While CRS and immune effector cell–associated neurotoxicity syndrome (ICANS) remain concerns, the panelists emphasized that real-world incidence is manageable. Adverse events typically appear early and can often be preempted or managed with appropriate monitoring and early intervention. Practices are increasingly training nurses and physicians across specialties to recognize and manage these toxicities.
The question of prophylactic tocilizumab use emerged as a point of debate. Some panelists supported it as a confidence-building measure, particularly when hospital access is limited. Others argued for more selective use based on risk stratification and cost considerations. While the data is still evolving, most agreed that lowering the perceived barrier to entry—by supporting clinicians with clear protocols and monitoring tools—will improve uptake.
Looking forward, the panel was unified in its belief that widespread adoption of bispecifics and CAR T-cell therapy is both necessary and inevitable. Immunotherapy, once met with similar hesitation, eventually became standard practice through persistence, education, and adaptation. Panelists anticipate a similar trajectory for cellular therapies.
However, success depends on scaling operations efficiently and ensuring that therapies do not remain siloed in academic centers. Without community uptake, patients will continue to face barriers related to geography, income, and health system capacity.
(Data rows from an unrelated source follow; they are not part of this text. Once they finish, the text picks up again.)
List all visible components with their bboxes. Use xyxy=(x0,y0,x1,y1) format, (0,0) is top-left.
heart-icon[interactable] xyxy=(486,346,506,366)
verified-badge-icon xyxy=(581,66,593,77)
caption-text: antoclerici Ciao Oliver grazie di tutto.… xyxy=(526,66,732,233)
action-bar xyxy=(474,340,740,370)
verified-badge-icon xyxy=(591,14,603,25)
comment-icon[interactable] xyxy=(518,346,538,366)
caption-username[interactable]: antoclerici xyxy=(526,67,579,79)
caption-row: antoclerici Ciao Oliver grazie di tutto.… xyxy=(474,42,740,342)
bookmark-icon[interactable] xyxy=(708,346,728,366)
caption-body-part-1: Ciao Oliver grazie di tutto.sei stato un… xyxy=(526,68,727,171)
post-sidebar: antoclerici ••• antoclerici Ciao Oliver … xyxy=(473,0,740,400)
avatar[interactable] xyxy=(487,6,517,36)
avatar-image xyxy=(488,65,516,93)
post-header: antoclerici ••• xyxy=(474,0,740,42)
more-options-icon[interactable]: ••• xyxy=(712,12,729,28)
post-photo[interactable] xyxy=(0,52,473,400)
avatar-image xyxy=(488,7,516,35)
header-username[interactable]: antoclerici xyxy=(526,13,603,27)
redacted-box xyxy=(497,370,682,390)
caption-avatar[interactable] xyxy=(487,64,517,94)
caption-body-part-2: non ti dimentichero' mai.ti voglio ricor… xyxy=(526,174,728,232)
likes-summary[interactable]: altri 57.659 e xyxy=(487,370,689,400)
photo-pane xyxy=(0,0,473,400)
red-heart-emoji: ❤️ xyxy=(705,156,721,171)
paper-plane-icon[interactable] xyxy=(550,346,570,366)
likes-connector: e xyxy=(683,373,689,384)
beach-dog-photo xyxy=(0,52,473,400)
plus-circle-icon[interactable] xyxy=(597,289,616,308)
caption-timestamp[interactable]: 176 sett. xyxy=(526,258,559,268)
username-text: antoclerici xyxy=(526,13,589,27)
As Raff put it succinctly, “Therapies are only innovative if they get to patients.” For community practices, the next step is not waiting for the perfect model—but beginning with what they have, building out systems, and committing to learning and iterating.
Reference
Kwiatkowsky L, Ahaneku H, Essell J, Raff L, Stolpe S. Novel therapy imperatives part 1: incorporating bispecific antibodies, CAR-T in the outpatient/community setting. Presented at the Clinical Pathways Congress; September 5, 2025; Boston, MA.